I noticed that too. When they started, I assumed that half of them would be ‘bad’. As in something along the lines of “I just couldn’t handle having a kid” or “I met someone else and ran off with her” or “I just didn’t love your mom”. But they were all basically good. Varying degrees of good, but it’s not like half of them were “He loves me but had to leave” and the other half were “He hates me/mom and wanted to leave” and Howard could chose his adventure. The basically told him what it said.
At the very least, they could have made them wildly different. Howard could have had no idea at all what the letter said. So one person could have said “I had to leave, but I was at your graduation” and someone else could have said “I was young and scared and didn’t know what to do so I ran” and another could have said “I was called to duty and if you got this, I was killed in action”. Someone else could say “Here’s my contact information, call me and we’ll talk” etc etc.
I could see Penny having more than one vibrator and if it isn’t the current favorite it could have made it to the closet. But yes, she has at least one that she knows exactly where it is.
That’s what I was thinking! This show isn’t a drama – it’s supposed to make us laugh!

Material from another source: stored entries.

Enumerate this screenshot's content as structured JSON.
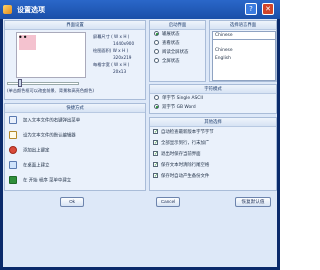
{
  "window": {
    "title": "设置选项"
  },
  "display": {
    "header": "界面设置",
    "rows": [
      {
        "label": "屏幕尺寸 ( W x H )",
        "value": ""
      },
      {
        "label": "",
        "value": "1440x900"
      },
      {
        "label": "绘图面积( W x H )",
        "value": ""
      },
      {
        "label": "",
        "value": "320x219"
      },
      {
        "label": "每格字宽 ( W x H )",
        "value": ""
      },
      {
        "label": "",
        "value": "20x13"
      }
    ],
    "note": "(单击颜色框可以改变前景、背景和高亮色颜色)"
  },
  "startup": {
    "header": "启动界面",
    "options": [
      "输展状态",
      "查看状态",
      "阅读全屏状态",
      "全屏状态"
    ],
    "selected": 0
  },
  "language": {
    "header": "选择语言界面",
    "selected": "Chinese",
    "items": [
      "Chinese",
      "English"
    ]
  },
  "shortcuts": {
    "header": "快捷方式",
    "items": [
      "加入文本文件的右键弹出菜单",
      "设为文本文件的默认编辑器",
      "添加出上键定",
      "在桌面上建立",
      "在 开始 程序 菜单中建立"
    ]
  },
  "char_mode": {
    "header": "字符模式",
    "options": [
      "单字节 Single ASCII",
      "双字节 GB Word"
    ],
    "selected": 1
  },
  "other": {
    "header": "其他选择",
    "items": [
      "自动检查最新版本字节字节",
      "全部显示到行，行末加广",
      "退出时保存当前界面",
      "保存文本时清除行尾空格",
      "保存时自动产生备份文件"
    ],
    "checked": [
      true,
      true,
      true,
      true,
      true
    ]
  },
  "buttons": {
    "ok": "Ok",
    "cancel": "Cancel",
    "defaults": "恢复默认值"
  },
  "colors": {
    "title_bar": "#1a4fa8",
    "client": "#dde8f8",
    "panel": "#eaf1fb",
    "preview_highlight": "#f4c2cf"
  }
}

I guess the writers wanted to showcase Howard’s “I was abandoned by my father as a child” predicament at the expense of the usual mirth and merriment that we expect.
Yes, I hate character development in comedies. But that’s just my preference, comedy for comedy’s sake. Possibly the timing is factor here, February sweeps are over, they’ve just highlighted their best stuff but they have some weaker stuff in the can that still has to be aired. One episode that I didn’t prefer isn’t going to turn me off from this show though, or even several more. I just hope Bernadette doesn’t end up pregnant.
I definitely felt like the writers were leading us to accept Bernie’s story as the one true version. I like the possibility that others have raised that all five of the serious ones were part of the whole, but I don’t think that jives well with Sheldon’s part, or with the way it seemed Raj added his details about the card on the fly. It seems more believable to me that the friends did just what they told Howard they were going to do.
And about Sheldon’s not having a tic: is it possible to lie to someone when you tell them beforehand that you are presenting the truth ambiguously? I think that if the writers ever felt the need to explain Sheldon’s relative ease with his part of the fiction, they could construct some kind of logical loophole around that question for him to use.
I was thinking at the time that he looks just like a mushroom.
My favorite line of the night was when Amy and Raj were sitting on the couch and she looks at him and says, “If you let me pierce your brain with a hot needle in the right place, you’d be happy all the time.”
It’s completely possible to graduate from high school when you’re 17. In fact, it’s completely normal, depending on when your birthday is, and how your school district decides you’re old enough for first grade.
Where I grew up, a birthday after the last day of classes pretty much guaranteed you’d be 17 when you graduated (and, if your birthday was after the first day of classes, when you started college).